Enlarge / Varda Space’s first “Winnebago” spacecraft, called W-Series 1, before its launch June 12.
The co-founder of California-based startup Varda Space Industries says his company’s first space mission—a miniature lab that has grown crystals of the drug ritonavir in orbit—is on track to end in the coming weeks with a first-of-its-kind re-entry and landing in Utah.
Varda’s spacecraft launched June 12 as part of a rideshare mission on a SpaceX Falcon 9 rocket, then completed several weeks of checkouts before starting a 27-hour drug-manufacturing experiment last week. When ground controllers gave the go-ahead, the mini-lab began growing crystals of ritonavir, a drug commonly used to treat HIV.
The experiment’s 27-hour run was completed on June 30, and data downlinked from the spacecraft showed everything went well.
“For the first time ever, orbital drug processing happened outside of a government-run space station,” Varda tweeted. “This is our first step in commercializing microgravity and building an industrial park in LEO (Low Earth Orbit).”
“Space drugs have finished cooking baby!” tweeted Delian Asparouhov, Varda’s co-founder.
Asparouhov, who established Varda in 2020 with former SpaceX engineer Will Bruey and scientist Daniel Marshall, said Friday he is thrilled with the progress of the demonstration mission.
“One of the critical parts of pharmaceutical processing is being able to maintain appropriate temperature ranges for extended periods of time,” Asparouhov told Ars. “It was exactly per our expectations, which is really great to see.”
Varda is planning a sequence of satellite missions.

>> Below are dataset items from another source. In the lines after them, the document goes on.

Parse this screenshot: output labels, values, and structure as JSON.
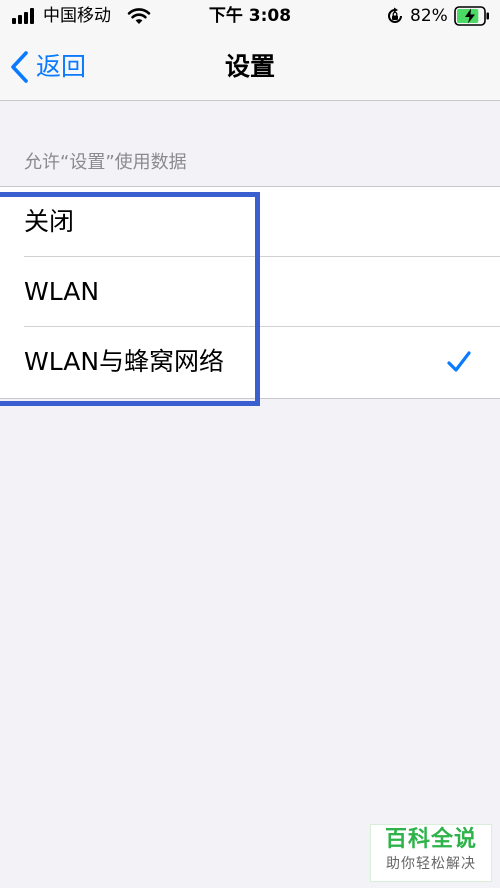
{
  "status_bar": {
    "carrier": "中国移动",
    "time": "下午 3:08",
    "battery_percent": "82%",
    "battery_level": 0.82,
    "charging": true,
    "icons": [
      "signal-icon",
      "wifi-icon",
      "rotation-lock-icon",
      "battery-icon"
    ]
  },
  "nav": {
    "back_label": "返回",
    "title": "设置"
  },
  "section": {
    "header": "允许“设置”使用数据",
    "options": [
      {
        "label": "关闭",
        "selected": false
      },
      {
        "label": "WLAN",
        "selected": false
      },
      {
        "label": "WLAN与蜂窝网络",
        "selected": true
      }
    ]
  },
  "watermark": {
    "title": "百科全说",
    "subtitle": "助你轻松解决"
  },
  "colors": {
    "accent": "#0a7aff",
    "highlight_box": "#3a5fcf",
    "background": "#f2f2f7",
    "watermark_green": "#2db34a"
  }
}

The spacecraft currently in orbit is the first of Varda’s Winnebago series, designed to bring pharmaceutical research specimens back to Earth for laboratory analysis and eventual commercial exploitation.
The roughly 660-pound (300-kilogram) satellite was built in partnership with Rocket Lab, which supplied a solar-powered carrier module, or bus, providing electricity, communications, propulsion, and attitude control. Varda built a nearly 3-foot-diameter (1-meter) re-entry capsule mounted to the side of Rocket Lab’s satellite platform.
Enlarge / This chart from an FAA environmental assessment shows the expected trajectory of Varda’s re-entry vehicle as it approaches the Utah Test and Training Range.
Sometime in the next few weeks, Rocket Lab’s ground team will uplink a command to fire the spacecraft’s thrusters for a braking maneuver to drop the satellite out of orbit, setting it on a course to plunge back into the atmosphere and target a landing at the US military’s Utah Test and Training Range southwest of Salt Lake City.
Varda’s nearly 200-pound re-entry capsule will separate from its carrier craft before re-entry. An ablative carbon-based heat shield material developed by NASA will protect the capsule from scorching hot temperatures as it streaks through the atmosphere, approaching the desert landing zone from the north. Then, if all goes according to plan, the re-entry vehicle will deploy a 6.2-foot-diameter (2.1-meter) main parachute to slow its velocity for a relatively gentle landing.
FAA license pending
Varda is now working with Rocket Lab, the Federal Aviation Administration, and the military to schedule the mission’s return to Earth. The landing window opens July 17, but the actual return date is likely to move to later this month, he said.
“Now, we’re more in the phase of getting everything lined up between the satellite performing the deorbit burn, as well as the regulatory partners helping with airspace control, all the way down to the military resources that will be helping us with the actual retrieval on the range,” Asparouhov said in an interview.
Varda and its partners completed a rehearsal for the recovery in Utah in early June, about a week before the mission’s launch.